Firstly this proposal perpetuates the questionable practice in the social security area whereby unrealised capital gains are treated as income under the income test rather than being assessed under the assets test. This approach is in stark contrast to the treatment of capital gains under taxation law. The proposal runs counter to the Senate Select Committee for Superannuation's recommendation "that the Treasurer and the Minister for Social Security form a working party to examine income tax and social security legislation with a view to maximising the consistency of definitions and treatment of matters of common concern to the two systems and that the report be tabled in Parliament by the end of 1993." (December 1992: page 50).

It is important to recognise that unrealised gains on shares are often largely illusory and based on short term, extraneous matters rather than underlying value. More than any other group, pensioners and retirees place great importance on achieving a maximum degree of certainty in relation to financial decisions. The Coalition contends this proposal would seriously undermine the certainty in investment decisions relating to listed securities for pensioners.

We contend that this erosion in investor certainty, resulting from pensions being increased or reduced on a quarterly basis due to temporary fluctuations in the share market, would be the primary reason why significant numbers of pensioners would divert their financial assets away from listed securities into other often less productive avenues of investment.

If a government was putting forward such a proposal, one would think that, at the very least, it would ensure capital gains and capital losses would be treated on an equitable basis. Pension entitlements should not change if capital losses offset capital gains over the assessment period. However the formula proposed by the government maximises capital gains (and hence pension reductions) while minimising capital losses (and pension increases).

This means that a pensioner may have his or her pension entitlement reduced even though there has been no net change in the capital value of the share portfolio.

It also means identical managed and unmanaged investments are treated differently under the income test. Also of concern to the Coalition is the fact that pensioners with identical portfolios would be subject to differing outcome simply as a result of the arbitrary assessment dates.

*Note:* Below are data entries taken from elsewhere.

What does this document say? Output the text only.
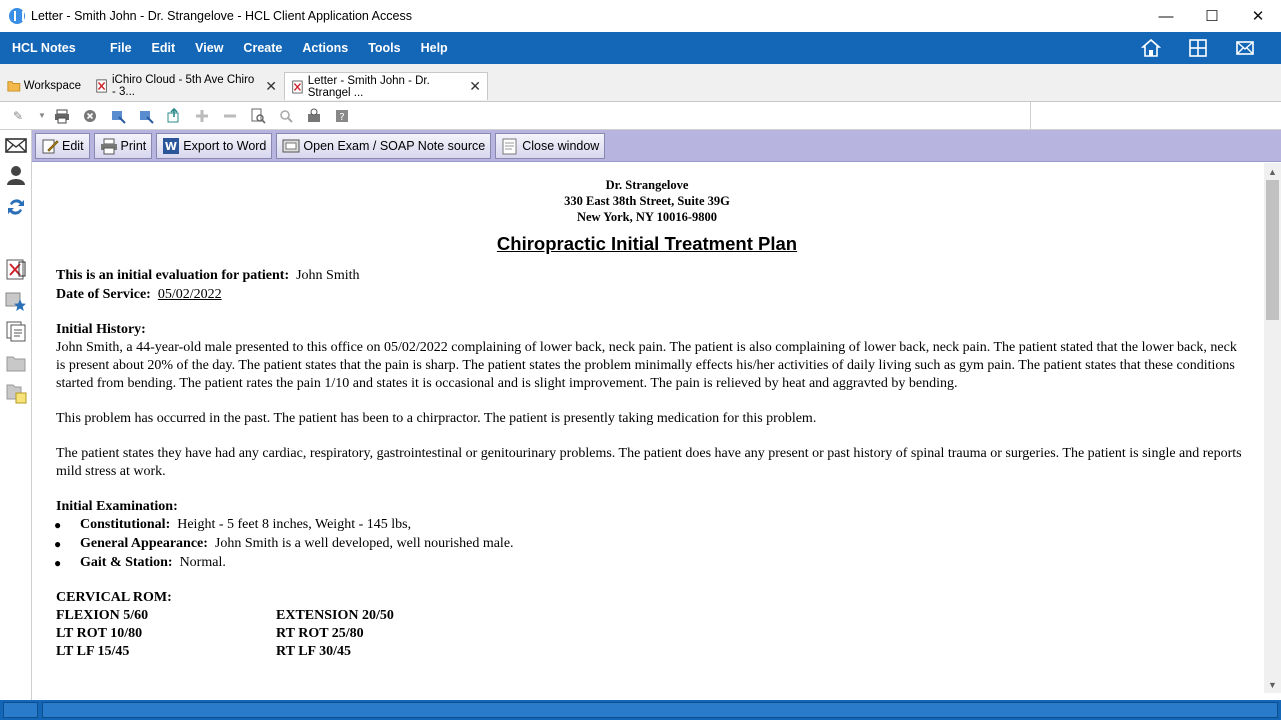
Letter - Smith John - Dr. Strangelove - HCL Client Application Access	—	☐	✕
HCL Notes	File	Edit	View	Create	Actions	Tools	Help
Workspace	iChiro Cloud - 5th Ave Chiro - 3...	✕	Letter - Smith John - Dr. Strangel ...	✕
✎	▼	?
Edit	Print W Export to Word	Open Exam / SOAP Note source	Close window
Dr. Strangelove
330 East 38th Street, Suite 39G
New York, NY 10016-9800
Chiropractic Initial Treatment Plan
This is an initial evaluation for patient: John Smith
Date of Service: 05/02/2022
Initial History:
John Smith, a 44-year-old male presented to this office on 05/02/2022 complaining of lower back, neck pain. The patient is also complaining of lower back, neck pain. The patient stated that the lower back, neck is present about 20% of the day. The patient states that the pain is sharp. The patient states the problem minimally effects his/her activities of daily living such as gym pain. The patient states that these conditions started from bending. The patient rates the pain 1/10 and states it is occasional and is slight improvement. The pain is relieved by heat and aggravted by bending.
This problem has occurred in the past. The patient has been to a chirpractor. The patient is presently taking medication for this problem.
The patient states they have had any cardiac, respiratory, gastrointestinal or genitourinary problems. The patient does have any present or past history of spinal trauma or surgeries. The patient is single and reports mild stress at work.
Initial Examination:
● Constitutional: Height - 5 feet 8 inches, Weight - 145 lbs,
● General Appearance: John Smith is a well developed, well nourished male.
● Gait & Station: Normal.
CERVICAL ROM:
FLEXION 5/60	EXTENSION 20/50
LT ROT 10/80	RT ROT 25/80
LT LF 15/45	RT LF 30/45
▲
▼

Not only would this measure result in the inequitable treatment of listed securities compared with other investments such as real estate and collectibles. It would also mean that pensioners who invest in publicly listed companies would be subject to this additional income test while those who invest in non-listed companies would not. For example, the Chairman of the Australian Stock Exchange has argued that a pensioner who invests in TNT (listed company) would be subjected to the unrealised capital gains income test while a pensioner who invests in Linfox (an unlisted company) would not.

There is also a strong argument that this proposal could have the effect of moving many small investors offshore. The Australian Stock Exchange has pointed out that unrealised capital gains on investments on overseas stock exchanges would not be subject to the veterans' affairs income test. The Australian Stock Exchange has made considerable headway recently in attracting small investors into the local share market. This proposal has the potential to discourage small scale investment in Australian companies at a time when such investment is desperately needed.

The Coalition contends that the government's proposal to treat unrealised capital gains and losses on listed securities as income under the income test is fundamentally flawed.

It is questionable whether the estimated savings from this initiative will ever be realised, and it will not result in any greater equity or fairness in the social security income and assets test which the Coalition contents are in urgent need of a thorough review.

After carefully considering this proposal in line with our pre-election commitment, we intend to move expeditiously to ensure that it is repealed prior to the government's proposed 20th September 1993 start up date.

I commend the Bill to the Senate.

  Debate (on motion by Senator Schacht) adjourned.